Hash and I were great friends prior to founding SPZ. You often hear that you should not mix friendship and business. And in working with our clients, we have definitely seen situations where friendships fell apart in the context of business relationships. But the reason that these friendships fall apart is a lack of communication—when friends were hesitant to have “hard conversations” with each other. Oftentimes, friends just assumed that they are on the same page about plans, roles, and responsibilities for the business, when they were not. However, when friends turned business partners are intentional about communication and focus on discussing things as they arise and as they are envisioned, then it can be the best type of business relationship. The reason for this is that friends have each others’ back in a way that business partners may not. When my son was born, Hash took on everything for a long time and never asked for anything in return. A business partner would not have done this. I am happy to say that Hash and I are still friends! And in fact, we recently added another partner to the firm—David De La Flor—who is also a great friend of ours.
So what I recommend to students looking for a co-founder is to focus on communication and personality fit. Skills, competency, and experience are obviously important, but if you do not enjoy working with your co-founder and spending A LOT of time with them, then it is not going to work.
What is it about working with startups that you’ve found most interesting?
Learning about our clients’ amazing work is by far the most interesting aspect of working with startups.

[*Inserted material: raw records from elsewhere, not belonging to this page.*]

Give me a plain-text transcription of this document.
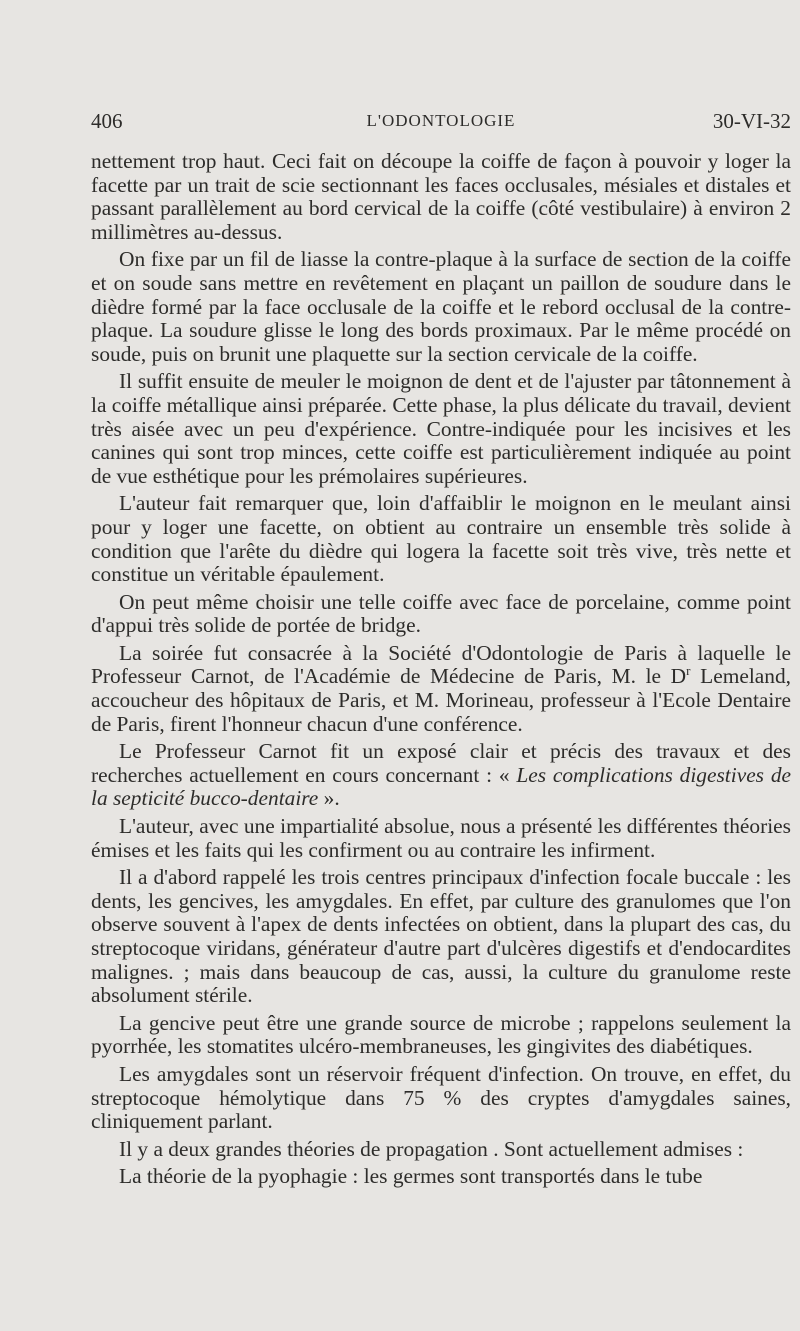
406	L'ODONTOLOGIE	30-VI-32

nettement trop haut. Ceci fait on découpe la coiffe de façon à pouvoir y loger la facette par un trait de scie sectionnant les faces occlusales, mésiales et distales et passant parallèlement au bord cervical de la coiffe (côté vestibulaire) à environ 2 millimètres au-dessus.

On fixe par un fil de liasse la contre-plaque à la surface de section de la coiffe et on soude sans mettre en revêtement en plaçant un paillon de soudure dans le dièdre formé par la face occlusale de la coiffe et le rebord occlusal de la contre-plaque. La soudure glisse le long des bords proximaux. Par le même procédé on soude, puis on brunit une plaquette sur la section cervicale de la coiffe.

Il suffit ensuite de meuler le moignon de dent et de l'ajuster par tâtonnement à la coiffe métallique ainsi préparée. Cette phase, la plus délicate du travail, devient très aisée avec un peu d'expérience. Contre-indiquée pour les incisives et les canines qui sont trop minces, cette coiffe est particulièrement indiquée au point de vue esthétique pour les prémolaires supérieures.

L'auteur fait remarquer que, loin d'affaiblir le moignon en le meulant ainsi pour y loger une facette, on obtient au contraire un ensemble très solide à condition que l'arête du dièdre qui logera la facette soit très vive, très nette et constitue un véritable épaulement.

On peut même choisir une telle coiffe avec face de porcelaine, comme point d'appui très solide de portée de bridge.

La soirée fut consacrée à la Société d'Odontologie de Paris à laquelle le Professeur Carnot, de l'Académie de Médecine de Paris, M. le $D^r$ Lemeland, accoucheur des hôpitaux de Paris, et M. Morineau, professeur à l'Ecole Dentaire de Paris, firent l'honneur chacun d'une conférence.

Le Professeur Carnot fit un exposé clair et précis des travaux et des recherches actuellement en cours concernant : « Les complications digestives de la septicité bucco-dentaire ».

L'auteur, avec une impartialité absolue, nous a présenté les différentes théories émises et les faits qui les confirment ou au contraire les infirment.

Il a d'abord rappelé les trois centres principaux d'infection focale buccale : les dents, les gencives, les amygdales. En effet, par culture des granulomes que l'on observe souvent à l'apex de dents infectées on obtient, dans la plupart des cas, du streptocoque viridans, générateur d'autre part d'ulcères digestifs et d'endocardites malignes. ; mais dans beaucoup de cas, aussi, la culture du granulome reste absolument stérile.

La gencive peut être une grande source de microbe ; rappelons seulement la pyorrhée, les stomatites ulcéro-membraneuses, les gingivites des diabétiques.

Les amygdales sont un réservoir fréquent d'infection. On trouve, en effet, du streptocoque hémolytique dans 75 % des cryptes d'amygdales saines, cliniquement parlant.

Il y a deux grandes théories de propagation . Sont actuellement admises :

La théorie de la pyophagie : les germes sont transportés dans le tube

We are learning about deep technology and innovative models for impact on a daily basis. It is really inspiring! And it is also so fun to be able to re-experience the excitement that comes with starting a company over and over again, as we work with first-time entrepreneurs.
Do you think more startup founders are trying to embed social impact into their business model from the start these days?
Absolutely! I don’t have the exact answer for why this is the case, but I feel like my generation and (even more so) the younger generation after me was raised with the idea that community is important and that there is a calling for each of us to be there for our community. And as community becomes more and more of a global concept, I think that the desire for folks to be there for the broader community around the world is increasing.
If you could give one piece of general advice to an early-stage social entrepreneur, what would it be?
Focus on communication—with co-founders, with customers, with vendors, with colleagues, and with anyone else who touches your business. If you have a perfect company and product but you don’t know how to be clear and friendly in communications, opportunities for success will fall by the wayside.
What’s one legal question that is never too early to start thinking about?
I would say that you should be thoughtful about protecting confidential information and IP as early as possible!
This is the first in a series of Q&As with Big Ideas judges and mentors.